Want to become a safer driver while also making some money? A defensive driving class can snag you a car insurance discount.
A defensive driving course is a way seniors can reduce costs. The average savings for a defensive driving course for senior drivers is $61 annually. That's an average savings of almost 4 percent.
Most insurers offer a 5 percent discount in most states, but the amount can reach up to 10 percent with some.
The classes are often sponsored by such groups as AARP, AAA and the Safety Council to encourage better motoring for both older and younger drivers. Courses usually cost from $15 to $100 and are geared to improving driving skills and brushing up on highway laws. The instruction may be in a classroom or online.

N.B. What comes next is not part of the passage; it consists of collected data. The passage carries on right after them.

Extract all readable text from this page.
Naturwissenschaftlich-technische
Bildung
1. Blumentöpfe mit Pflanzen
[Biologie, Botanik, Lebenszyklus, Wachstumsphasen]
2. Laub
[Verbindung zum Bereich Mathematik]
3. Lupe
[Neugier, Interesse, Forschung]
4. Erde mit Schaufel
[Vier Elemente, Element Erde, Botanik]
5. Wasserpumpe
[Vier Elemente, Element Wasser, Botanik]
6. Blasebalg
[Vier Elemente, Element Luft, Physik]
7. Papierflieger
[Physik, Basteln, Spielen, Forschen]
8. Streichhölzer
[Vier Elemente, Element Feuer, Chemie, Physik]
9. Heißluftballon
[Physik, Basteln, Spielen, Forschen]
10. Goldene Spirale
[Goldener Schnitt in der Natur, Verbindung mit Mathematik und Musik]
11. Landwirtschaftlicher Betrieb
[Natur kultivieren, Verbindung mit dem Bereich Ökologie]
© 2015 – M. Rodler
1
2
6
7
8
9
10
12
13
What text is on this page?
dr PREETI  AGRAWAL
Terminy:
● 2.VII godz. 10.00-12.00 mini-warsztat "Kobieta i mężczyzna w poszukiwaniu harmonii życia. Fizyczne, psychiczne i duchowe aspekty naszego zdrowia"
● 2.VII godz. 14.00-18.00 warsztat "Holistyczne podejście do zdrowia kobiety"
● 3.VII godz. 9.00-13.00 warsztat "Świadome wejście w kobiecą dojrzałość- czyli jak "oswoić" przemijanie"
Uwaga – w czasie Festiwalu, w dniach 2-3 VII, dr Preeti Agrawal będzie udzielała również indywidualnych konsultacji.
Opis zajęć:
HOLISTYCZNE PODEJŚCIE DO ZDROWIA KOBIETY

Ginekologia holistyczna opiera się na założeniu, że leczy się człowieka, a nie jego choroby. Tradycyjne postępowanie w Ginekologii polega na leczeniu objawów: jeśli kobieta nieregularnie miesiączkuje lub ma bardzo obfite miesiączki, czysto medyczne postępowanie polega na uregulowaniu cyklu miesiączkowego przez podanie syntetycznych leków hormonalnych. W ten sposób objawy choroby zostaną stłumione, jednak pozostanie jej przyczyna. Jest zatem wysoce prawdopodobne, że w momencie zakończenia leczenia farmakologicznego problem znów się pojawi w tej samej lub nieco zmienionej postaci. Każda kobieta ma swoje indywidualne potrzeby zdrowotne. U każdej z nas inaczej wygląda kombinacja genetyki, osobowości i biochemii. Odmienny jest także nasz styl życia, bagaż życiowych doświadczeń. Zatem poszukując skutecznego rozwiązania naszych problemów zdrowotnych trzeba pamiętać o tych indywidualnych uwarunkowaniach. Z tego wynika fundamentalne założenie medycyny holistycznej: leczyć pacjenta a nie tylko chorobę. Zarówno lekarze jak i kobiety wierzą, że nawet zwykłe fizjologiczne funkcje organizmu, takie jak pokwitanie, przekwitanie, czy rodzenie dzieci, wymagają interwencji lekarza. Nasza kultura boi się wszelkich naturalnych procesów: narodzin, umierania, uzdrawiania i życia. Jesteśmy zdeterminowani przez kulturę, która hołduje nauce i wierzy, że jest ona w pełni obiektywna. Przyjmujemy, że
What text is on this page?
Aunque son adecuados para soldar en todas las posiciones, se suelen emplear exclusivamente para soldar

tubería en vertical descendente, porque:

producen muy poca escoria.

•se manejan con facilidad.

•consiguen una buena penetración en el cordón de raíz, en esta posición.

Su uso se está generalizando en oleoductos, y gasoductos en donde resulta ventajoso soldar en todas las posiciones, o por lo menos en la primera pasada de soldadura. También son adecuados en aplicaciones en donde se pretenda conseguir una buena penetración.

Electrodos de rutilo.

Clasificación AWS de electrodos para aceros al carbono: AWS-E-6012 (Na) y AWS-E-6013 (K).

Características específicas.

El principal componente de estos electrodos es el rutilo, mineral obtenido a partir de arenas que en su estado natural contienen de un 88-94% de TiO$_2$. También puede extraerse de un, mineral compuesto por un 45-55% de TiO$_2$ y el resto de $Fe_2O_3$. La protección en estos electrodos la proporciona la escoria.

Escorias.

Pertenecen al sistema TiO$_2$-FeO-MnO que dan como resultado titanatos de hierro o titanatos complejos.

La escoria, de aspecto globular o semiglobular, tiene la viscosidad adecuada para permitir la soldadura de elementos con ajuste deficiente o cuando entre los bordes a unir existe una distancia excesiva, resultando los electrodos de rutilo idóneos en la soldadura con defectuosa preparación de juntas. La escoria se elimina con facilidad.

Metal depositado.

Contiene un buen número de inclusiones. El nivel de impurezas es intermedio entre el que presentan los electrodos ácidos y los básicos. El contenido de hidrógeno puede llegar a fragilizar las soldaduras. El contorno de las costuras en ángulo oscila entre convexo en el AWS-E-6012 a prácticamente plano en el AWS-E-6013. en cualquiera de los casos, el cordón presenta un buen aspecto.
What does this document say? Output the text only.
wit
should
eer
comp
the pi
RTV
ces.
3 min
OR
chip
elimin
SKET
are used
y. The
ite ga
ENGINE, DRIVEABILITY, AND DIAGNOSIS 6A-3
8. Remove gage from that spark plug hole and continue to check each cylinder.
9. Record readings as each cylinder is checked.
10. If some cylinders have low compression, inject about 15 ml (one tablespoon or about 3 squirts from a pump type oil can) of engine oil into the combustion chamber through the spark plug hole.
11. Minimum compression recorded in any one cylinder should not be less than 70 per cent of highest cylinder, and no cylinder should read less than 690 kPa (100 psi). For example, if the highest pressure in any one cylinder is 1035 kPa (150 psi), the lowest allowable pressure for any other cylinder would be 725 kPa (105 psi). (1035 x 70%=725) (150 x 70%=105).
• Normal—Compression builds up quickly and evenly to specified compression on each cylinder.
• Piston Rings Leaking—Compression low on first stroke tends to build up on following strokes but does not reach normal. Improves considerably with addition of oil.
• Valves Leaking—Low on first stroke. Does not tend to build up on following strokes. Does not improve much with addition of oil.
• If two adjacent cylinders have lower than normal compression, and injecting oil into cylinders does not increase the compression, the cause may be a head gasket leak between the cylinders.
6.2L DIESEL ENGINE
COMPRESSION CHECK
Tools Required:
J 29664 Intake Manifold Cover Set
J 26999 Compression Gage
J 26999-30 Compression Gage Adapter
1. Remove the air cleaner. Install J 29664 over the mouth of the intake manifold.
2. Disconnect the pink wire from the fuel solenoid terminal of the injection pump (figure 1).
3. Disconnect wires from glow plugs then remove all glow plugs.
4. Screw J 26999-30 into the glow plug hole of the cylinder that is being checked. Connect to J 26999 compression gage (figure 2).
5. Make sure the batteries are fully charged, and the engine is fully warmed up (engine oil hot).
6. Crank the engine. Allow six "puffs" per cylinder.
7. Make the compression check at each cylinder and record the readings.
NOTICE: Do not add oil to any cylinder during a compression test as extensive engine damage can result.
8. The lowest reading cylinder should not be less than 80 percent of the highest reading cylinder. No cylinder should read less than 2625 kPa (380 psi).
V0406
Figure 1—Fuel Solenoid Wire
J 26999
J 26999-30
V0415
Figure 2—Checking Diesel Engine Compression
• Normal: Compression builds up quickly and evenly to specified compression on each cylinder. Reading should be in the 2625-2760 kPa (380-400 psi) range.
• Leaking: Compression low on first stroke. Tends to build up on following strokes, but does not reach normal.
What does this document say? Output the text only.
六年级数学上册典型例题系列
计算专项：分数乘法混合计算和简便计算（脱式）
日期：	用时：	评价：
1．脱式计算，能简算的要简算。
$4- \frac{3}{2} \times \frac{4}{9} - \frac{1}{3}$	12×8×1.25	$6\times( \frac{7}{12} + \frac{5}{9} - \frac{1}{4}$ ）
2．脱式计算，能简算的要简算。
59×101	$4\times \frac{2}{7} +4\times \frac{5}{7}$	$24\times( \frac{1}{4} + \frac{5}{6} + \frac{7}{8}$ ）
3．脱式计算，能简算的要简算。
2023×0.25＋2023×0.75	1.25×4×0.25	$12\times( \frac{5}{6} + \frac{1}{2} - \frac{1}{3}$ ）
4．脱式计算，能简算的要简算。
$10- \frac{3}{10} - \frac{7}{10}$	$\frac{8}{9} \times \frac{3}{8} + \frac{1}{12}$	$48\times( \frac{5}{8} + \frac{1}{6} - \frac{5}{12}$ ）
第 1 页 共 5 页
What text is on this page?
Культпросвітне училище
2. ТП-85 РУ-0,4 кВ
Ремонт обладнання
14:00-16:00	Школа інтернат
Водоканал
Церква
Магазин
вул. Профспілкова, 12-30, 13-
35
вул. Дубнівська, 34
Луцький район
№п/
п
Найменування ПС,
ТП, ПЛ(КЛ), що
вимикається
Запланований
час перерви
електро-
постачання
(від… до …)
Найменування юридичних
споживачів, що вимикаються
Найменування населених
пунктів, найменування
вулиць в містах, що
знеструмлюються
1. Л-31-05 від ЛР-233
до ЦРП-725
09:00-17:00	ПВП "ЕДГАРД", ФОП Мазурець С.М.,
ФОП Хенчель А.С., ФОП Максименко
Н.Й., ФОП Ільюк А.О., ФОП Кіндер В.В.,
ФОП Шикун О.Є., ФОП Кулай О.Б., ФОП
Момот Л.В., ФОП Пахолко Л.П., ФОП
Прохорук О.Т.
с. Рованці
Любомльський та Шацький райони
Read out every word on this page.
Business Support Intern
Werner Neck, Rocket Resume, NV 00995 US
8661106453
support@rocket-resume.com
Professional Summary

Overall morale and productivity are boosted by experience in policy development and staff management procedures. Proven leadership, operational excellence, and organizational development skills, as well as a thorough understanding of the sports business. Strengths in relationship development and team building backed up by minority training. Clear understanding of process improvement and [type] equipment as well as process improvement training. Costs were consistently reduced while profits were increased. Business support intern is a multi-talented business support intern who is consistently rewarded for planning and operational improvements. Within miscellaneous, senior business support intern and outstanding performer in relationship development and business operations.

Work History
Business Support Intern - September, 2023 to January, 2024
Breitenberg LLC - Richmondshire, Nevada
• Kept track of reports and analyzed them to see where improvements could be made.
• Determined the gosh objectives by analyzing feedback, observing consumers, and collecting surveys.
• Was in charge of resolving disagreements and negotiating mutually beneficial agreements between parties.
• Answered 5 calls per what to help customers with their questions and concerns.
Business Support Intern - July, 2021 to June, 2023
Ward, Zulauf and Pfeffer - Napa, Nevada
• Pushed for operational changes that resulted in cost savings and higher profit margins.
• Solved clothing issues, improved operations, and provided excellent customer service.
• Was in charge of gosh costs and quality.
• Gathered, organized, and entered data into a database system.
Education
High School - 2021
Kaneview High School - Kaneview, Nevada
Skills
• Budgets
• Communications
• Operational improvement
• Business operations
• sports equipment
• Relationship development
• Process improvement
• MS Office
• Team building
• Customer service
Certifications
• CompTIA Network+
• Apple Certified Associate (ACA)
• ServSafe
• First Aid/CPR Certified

"By taking a driver refresher course, you'll learn the current rules of the road, defensive driving techniques and how to operate your vehicle more safely in today's increasingly challenging driving environment," AARP says. "And you'll learn how you can manage and accommodate common age-related changes in vision, hearing and reaction time."
AARP has been especially active over the years recommending such classes for its members and other seniors. The group notes that 34 states and Washington, D.C., actually mandate a discount for safe-driving classes - the states include Alabama, Alaska, Arkansas, California, Colorado, Connecticut, Delaware, Florida, Georgia, Idaho, Illinois, Kansas, Kentucky, Louisiana, Maine, Minnesota, Mississippi, Montana, Nevada, New Jersey, New Mexico, New York, North Dakota, Oklahoma, Oregon, Pennsylvania, Rhode Island, South Carolina, Tennessee, Utah, Virginia, Washington, West Virginia and Wyoming.
AARP points out that the mandated discounts are for all drivers who take the courses, regardless of their age. However, AARP notes that New Mexico prohibits the discounts for drivers under 50.
The Insurance Information Institute (III) further points out that some, but not all, insurers in non-mandated states offer the discounts for course participation. Also, even some state-mandated insurers don't accept online classes. The III recommends talking to your insurance company or agent to get relevant details for your home state, including how much of a discount you can expect and whether you can go online for credit.
Age requirements are something else to check because they can vary from state to state, insurer to insurer. Some companies (Esurance is one) require older drivers to be more than 55; but others (Allstate is an example) will give a discount for those older than 50. And for younger drivers, many insurers give the discounts for those 25 and younger; others for those 21 and below.
Here's a rundown of what some of the major insurers offer (depending on the state) for both older and younger drivers, according to company representatives and the insurer's website:
- Farmers Insurance -- about a 10 percent discount for older drivers who pass a defensive driving class. Up to a 10 percent discount for younger drivers.
- Defensive driving course insurance discount from State Farm -- up to 10 percent for both older and younger drivers.
- Nationwide defensive driving discount-- about 5 percent for both older and younger drivers.
- Esurance -- about 5 percent for older drivers. Up to 15 percent for younger drivers.
- Defensive driving discount from Geico -- about 5 percent for both older and younger drivers.
- Allstate -- up to 10 percent for all drivers, any age.
- The Hartford -- up to 10 percent for all drivers, any age.
- Liberty Mutual -- about 5 percent for both older and younger drivers.
- Defensive driving discount from Progressive -- about 5 percent for both older and younger drivers.
- USAA -- about 5 percent for both older and younger drivers.
Defensive driving courses trim points, lower car insurance costs
Besides providing a rate discount, these courses can also help erase some driving violations that may have hiked premiums. And taking a class can pay off at any age if you have violations because some states trim, or even remove, points from your driving record and require auto insurance companies to give you a mandatory reduction in your premiums after class completion.
James Solomon, a defensive driving specialist with the National Safety Council, says a point-reduction course can result in a mandated 10 percent discount on your auto insurance in some states. And the rise in good driving habits can be lasting.
"With people that take the course just for a ticket, we find anywhere from 75 percent to 85 percent in the next five years don't have a citation or a crash," he says.
Eric Madia, auto product vice president for Esurance, recommends taking a course after a violation because "having a speeding ticket can increase your annual premium from 5 percent to 20 percent. In some cases, it's a pretty big pop to your insurance premium."
Defensive driving class costs and requirements
While a defensive driving class usually costs from $15 to $100, a course that reduces driving points may be more. Again, check with your insurer or state department of motor vehicles to get the exact cost and where you can take the course, whether in a classroom or online.
As for class length, Solomon says they usually last from four to eight hours, noting that either the state or individual insurance companies determine the length and type of course required for a discount.
Once you've completed the course, your car insurance company will require proof you took the class, which usually involves sending in a certificate. Your insurer should be able to provide you with a course near you that it will accept.
Madia says to be sure to put your polished skills to work once out of the classroom. "You could lose the discount if you were to get into an accident," warns Madia, "Some companies take away the discount if (they think that) the course didn't work."
Most companies and states will allow you to renew the training (and discount) every three years.